Uchronie militaire : Tempête rouge, de Tom Clancy

Né de la rencontre entre Tom Clancy, tout juste auréolé du succès de son premier roman, Octobre rouge (1984), et Larry Bond (le fameux créateur du jeu Harpoon), Tempête rouge (1986) est l’un des rares romans de l’auteur à ne pas appartenir au cycle de Jack Ryan, cet agent de la CIA devenu une superstar du renseignement.  La préface de Tom Clancy est d’ailleurs tout à fait claire concernant la genèse du roman et souligne tout ce que l’auteur doit au travail de Larry Bond ; l’attitude est suffisamment rare pour être soulignée.  Si au milieu des années 80 le roman pouvait passer pour une habile histoire de politique-fiction superbement documentée, il paraît aujourd’hui difficile d’adopter ce type de point de vue tant la réalité politique s’est éloignée de ce que la fiction de Tom Clancy avait imaginé à l’époque. Peut-être faut-il considérer le roman comme une uchronie mettant en scène une troisième guerre mondiale, dans un conflit conventionnel mais purement hypothétique. Toujours est-il que la suspension de l’incrédulité sera chez les lecteurs mise à rude épreuve durant près de 800 pages. Ces précautions ayant été prises, nul doute que nous ayons affaire à l’un des meilleurs romans d’un auteur devenu hélas, au fil des années, non seulement répétitif, mais également  fortement conservateur, voire politiquement douteux. Pour être honnête, Tom Clancy reste un auteur très intéressant dans la première partie de sa carrière littéraire, jusqu’au virage fatidique de Rainbow Six, où l’écrivain se transforme en véritable faucon, fer de lance d’un patriotisme triomphant….jusqu’au ridicule.  Ses interventions publiques, notamment consécutives aux attentats du 11 septembre ne laissent planer aucun doute quant à ses orientations politiques ; Donald Rumsfeld n’aurait sans doute pas renié ses saillies les moins subtiles. Mais rien de tout cela dans Tempête rouge, le roman paraît même étonnamment mesuré sur le plan idéologique et n’a rien du brûlot anticommuniste auquel on aurait pu s’attendre.
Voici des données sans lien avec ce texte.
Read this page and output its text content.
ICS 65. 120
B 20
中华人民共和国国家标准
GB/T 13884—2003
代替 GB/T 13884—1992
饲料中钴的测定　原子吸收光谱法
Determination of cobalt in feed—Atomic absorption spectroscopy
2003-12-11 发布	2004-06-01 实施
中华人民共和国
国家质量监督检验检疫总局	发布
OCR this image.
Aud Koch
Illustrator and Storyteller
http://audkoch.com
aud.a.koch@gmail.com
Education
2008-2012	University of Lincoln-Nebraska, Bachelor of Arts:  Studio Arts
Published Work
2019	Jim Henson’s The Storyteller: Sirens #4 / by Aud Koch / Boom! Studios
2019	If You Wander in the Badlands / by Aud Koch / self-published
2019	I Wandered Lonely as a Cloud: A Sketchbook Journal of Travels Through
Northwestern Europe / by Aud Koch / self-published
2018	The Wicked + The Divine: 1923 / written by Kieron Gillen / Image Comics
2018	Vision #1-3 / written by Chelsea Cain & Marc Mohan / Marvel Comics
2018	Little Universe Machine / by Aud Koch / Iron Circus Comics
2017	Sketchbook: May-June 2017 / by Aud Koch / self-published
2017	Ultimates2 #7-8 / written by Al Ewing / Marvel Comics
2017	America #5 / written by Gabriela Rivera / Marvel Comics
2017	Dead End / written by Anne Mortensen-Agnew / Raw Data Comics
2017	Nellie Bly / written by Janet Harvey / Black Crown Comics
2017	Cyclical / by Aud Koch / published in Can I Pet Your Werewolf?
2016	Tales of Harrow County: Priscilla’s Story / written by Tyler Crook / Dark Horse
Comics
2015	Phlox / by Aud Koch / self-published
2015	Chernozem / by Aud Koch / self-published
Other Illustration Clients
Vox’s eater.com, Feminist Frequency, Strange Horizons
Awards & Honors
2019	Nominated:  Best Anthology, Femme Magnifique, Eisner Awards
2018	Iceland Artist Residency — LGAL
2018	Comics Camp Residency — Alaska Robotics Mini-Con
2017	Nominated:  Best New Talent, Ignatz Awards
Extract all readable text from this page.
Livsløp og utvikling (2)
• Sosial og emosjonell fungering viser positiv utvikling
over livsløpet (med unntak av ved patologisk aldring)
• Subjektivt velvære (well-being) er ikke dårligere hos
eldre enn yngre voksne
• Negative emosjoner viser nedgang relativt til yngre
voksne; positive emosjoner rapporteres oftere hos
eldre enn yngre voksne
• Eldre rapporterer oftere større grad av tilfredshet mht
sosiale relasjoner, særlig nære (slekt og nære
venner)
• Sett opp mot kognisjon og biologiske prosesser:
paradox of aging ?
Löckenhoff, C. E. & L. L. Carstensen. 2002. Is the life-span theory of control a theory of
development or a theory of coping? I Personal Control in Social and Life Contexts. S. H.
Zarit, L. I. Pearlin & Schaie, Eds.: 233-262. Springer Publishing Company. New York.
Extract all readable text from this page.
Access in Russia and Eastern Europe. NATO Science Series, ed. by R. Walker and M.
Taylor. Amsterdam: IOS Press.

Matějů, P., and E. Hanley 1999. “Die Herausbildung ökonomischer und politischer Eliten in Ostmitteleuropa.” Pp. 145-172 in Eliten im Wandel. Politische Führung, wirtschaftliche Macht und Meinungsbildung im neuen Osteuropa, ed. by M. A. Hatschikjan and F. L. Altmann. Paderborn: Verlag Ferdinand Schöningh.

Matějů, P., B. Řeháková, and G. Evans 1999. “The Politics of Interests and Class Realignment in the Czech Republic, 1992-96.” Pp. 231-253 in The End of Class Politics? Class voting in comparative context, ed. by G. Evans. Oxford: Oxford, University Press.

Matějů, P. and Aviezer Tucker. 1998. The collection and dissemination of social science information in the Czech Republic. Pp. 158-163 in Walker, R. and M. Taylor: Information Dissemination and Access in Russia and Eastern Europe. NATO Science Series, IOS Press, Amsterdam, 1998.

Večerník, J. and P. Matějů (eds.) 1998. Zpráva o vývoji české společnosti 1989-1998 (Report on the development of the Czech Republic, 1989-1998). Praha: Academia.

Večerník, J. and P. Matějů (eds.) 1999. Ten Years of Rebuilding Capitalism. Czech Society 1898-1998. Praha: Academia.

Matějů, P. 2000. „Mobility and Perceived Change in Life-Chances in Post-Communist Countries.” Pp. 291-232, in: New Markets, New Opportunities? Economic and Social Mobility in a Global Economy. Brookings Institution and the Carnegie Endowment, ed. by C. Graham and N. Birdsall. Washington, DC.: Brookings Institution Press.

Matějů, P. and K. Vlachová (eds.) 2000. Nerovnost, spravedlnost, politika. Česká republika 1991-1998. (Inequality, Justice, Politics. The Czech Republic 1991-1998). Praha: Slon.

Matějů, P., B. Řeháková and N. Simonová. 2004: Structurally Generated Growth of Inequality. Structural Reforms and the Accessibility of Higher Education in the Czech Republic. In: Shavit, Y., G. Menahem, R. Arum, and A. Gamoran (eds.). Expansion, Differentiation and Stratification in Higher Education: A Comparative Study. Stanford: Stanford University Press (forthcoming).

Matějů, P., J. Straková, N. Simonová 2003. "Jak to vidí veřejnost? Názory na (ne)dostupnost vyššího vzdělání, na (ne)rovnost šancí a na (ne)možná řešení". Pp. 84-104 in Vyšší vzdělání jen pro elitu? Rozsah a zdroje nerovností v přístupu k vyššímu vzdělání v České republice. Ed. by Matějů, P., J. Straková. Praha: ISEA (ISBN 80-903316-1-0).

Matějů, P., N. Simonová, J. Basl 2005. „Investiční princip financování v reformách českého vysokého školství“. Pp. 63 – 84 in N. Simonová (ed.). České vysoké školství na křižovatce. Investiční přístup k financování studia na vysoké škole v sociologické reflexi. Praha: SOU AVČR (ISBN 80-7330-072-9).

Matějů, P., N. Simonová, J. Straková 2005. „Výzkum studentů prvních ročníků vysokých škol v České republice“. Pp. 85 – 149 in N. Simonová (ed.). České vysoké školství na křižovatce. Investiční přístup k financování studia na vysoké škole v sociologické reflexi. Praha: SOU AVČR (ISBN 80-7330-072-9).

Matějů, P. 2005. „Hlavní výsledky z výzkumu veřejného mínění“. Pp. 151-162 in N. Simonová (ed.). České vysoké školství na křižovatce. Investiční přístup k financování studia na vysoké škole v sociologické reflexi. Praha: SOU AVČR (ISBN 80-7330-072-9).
L’action se situe donc au milieu des années 80. Alors que l’URSS peine à soutenir la compétition qui l’oppose aux Etats-Unis et s’enlise du côté de l’Afghanistan, son économie est mise en péril par un attentat perpétré par un groupe de terroristes islamistes dans l’une de ses plus importantes raffineries d’hydrocarbures. Quasiment au bord de l’asphyxie énergétique, l’URSS cherche une solution qui ne l’obligerait pas à courber l’échine et à mendier auprès de l’Occident une aide substantielle. Le politburo imagine donc un plan en deux étapes, qui lui permettrait de mettre la main sur les champs pétrolifères du Moyen Orient. Mais pour cela il doit détourner l’attention de l’Otan de ses véritables objectifs stratégiques, et pour le coup la méthode, intitulée opération Dreamland, est un rien brutale. Les soviétiques organisent  sur leur territoire un attentat mettant en cause les services de renseignement ouest-allemands, Bohn est accusée d’orchestrer la déstabilisation du régime communiste et sommée de se justifier. Evidemment, tout ceci n’est qu’un prétexte pour envahir l’Allemagne et affaiblir les forces de l’Otan, histoire d’avoir ensuite le champ libre du côté du Moyen Orient. Le roman relate pour l’essentiel le déroulement des opérations, depuis leurs prémices jusqu’à leur résolution finale, avec un grand souci de réalisme et une minutie dans les détails qui plongent le lecteur au coeur de l’action d’un conflit conventionnel moderne.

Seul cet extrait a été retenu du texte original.